Preventing Premature Births
There are a number of indications and signs that a mother may be at a heightened risk for delivering a baby prematurely. It’s the physician’s responsibility to monitor and watch out for warning signs and to ensure everything is done to prevent a premature birth. Common indications that the mother is at heightened risk for delivering her infant early include:
- Carrying twins
- Previous miscarriages
- Maternal obesity or maternal anorexia
- Maternal high blood pressure (preeclampsia)
- Gestational diabetes
- Maternal infections
Premature Birth Risks
Preterm births, as mentioned earlier, can lead to a myriad of health problems for infants. Some of the most common risks include:
- Respiratory problems
- Low birth weight
- Brain hemorrhaging
- Cerebral palsy (CP)
- Digestion issues
- Developmental delays
- Heightened risk of both heart disease and Type II diabetes, later in life
- Visual problems
- Hearing loss
- Feeding and digestion problems
According to scientists and physicians who research premature infants, brain injuries are a common problem in babies born preterm. NPR reports that that lack of oxygen is a common occurrence when infants are born prematurely, leading to a heightened risk of brain damage and injuries. Although most babies who are born early will go on to survive, the incidences of brain damage are still on the rise.
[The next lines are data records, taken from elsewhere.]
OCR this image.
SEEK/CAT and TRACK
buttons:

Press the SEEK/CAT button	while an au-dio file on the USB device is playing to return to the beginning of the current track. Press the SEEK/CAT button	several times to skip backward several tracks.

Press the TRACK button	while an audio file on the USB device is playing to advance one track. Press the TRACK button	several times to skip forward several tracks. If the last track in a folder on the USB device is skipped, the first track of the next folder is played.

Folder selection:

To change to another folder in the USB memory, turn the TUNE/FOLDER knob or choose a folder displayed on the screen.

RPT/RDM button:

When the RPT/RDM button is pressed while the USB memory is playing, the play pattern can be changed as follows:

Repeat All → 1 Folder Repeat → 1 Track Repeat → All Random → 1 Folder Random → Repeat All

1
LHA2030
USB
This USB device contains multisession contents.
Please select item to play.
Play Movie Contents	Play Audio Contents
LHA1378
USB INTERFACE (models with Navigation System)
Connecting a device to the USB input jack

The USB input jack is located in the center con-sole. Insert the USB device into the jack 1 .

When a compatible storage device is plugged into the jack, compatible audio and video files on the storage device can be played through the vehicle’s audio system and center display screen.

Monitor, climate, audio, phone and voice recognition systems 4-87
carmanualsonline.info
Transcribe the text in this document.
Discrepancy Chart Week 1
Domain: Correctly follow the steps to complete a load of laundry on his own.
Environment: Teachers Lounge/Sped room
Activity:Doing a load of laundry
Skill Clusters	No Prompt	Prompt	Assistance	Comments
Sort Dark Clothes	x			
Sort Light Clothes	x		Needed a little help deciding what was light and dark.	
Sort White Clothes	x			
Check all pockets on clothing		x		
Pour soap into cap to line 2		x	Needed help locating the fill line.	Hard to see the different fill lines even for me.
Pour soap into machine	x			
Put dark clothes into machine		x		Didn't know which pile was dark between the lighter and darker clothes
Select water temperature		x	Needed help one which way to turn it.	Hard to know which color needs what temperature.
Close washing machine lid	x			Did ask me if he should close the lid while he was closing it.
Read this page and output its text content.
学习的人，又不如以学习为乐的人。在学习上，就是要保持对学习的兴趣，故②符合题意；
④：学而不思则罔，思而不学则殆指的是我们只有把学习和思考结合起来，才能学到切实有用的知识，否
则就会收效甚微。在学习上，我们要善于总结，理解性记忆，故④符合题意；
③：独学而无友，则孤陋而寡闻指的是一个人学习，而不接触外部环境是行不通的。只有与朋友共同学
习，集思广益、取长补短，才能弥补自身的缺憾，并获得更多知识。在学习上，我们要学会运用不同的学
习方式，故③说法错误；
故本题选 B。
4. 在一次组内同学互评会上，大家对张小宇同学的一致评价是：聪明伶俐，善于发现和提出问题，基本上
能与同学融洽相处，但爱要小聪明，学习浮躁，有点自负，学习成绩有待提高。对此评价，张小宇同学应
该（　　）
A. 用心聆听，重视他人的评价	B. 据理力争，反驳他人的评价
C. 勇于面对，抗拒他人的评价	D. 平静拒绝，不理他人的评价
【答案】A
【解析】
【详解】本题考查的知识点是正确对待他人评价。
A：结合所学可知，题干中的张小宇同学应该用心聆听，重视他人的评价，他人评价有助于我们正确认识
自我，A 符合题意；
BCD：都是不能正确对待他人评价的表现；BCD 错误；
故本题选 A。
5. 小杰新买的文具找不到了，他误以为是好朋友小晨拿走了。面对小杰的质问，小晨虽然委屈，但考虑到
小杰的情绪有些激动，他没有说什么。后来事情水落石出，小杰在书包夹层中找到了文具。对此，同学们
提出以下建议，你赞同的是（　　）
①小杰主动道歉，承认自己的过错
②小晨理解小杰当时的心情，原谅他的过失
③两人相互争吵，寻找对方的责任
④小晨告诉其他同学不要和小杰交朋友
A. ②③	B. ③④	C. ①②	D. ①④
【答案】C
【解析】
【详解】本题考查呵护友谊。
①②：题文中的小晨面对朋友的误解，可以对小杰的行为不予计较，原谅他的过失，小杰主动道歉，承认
“That means that overall rates of cerebral palsy and other neurodevelopmental disabilities are on the rise,” said the chief of neonatology at the University of California’s David Rowitch. “The most common cause of brain injury in premature infants is a lack of oxygen in the days and weeks after birth. The lack of oxygen damages white matter, which provides the “communication highways” that carry messages around the brain and to distant parts of the body,” he continued.
When an infant’s white matter in the brain is damaged, it prevents the brain from sending necessary signals to other parts of the body, resulting in cognitive and physical development issues.
Premature Births and Physician Liability
As aforementioned, the physician responsible for the mother’s care during and after pregnancy has the legal responsibility to make sure the patient has the best prenatal care possible. If a physician fails to properly monitor, fails to carry proper prenatal testing, and/or fails to diagnose medical problems, they may be liable for the health problems an infant develops.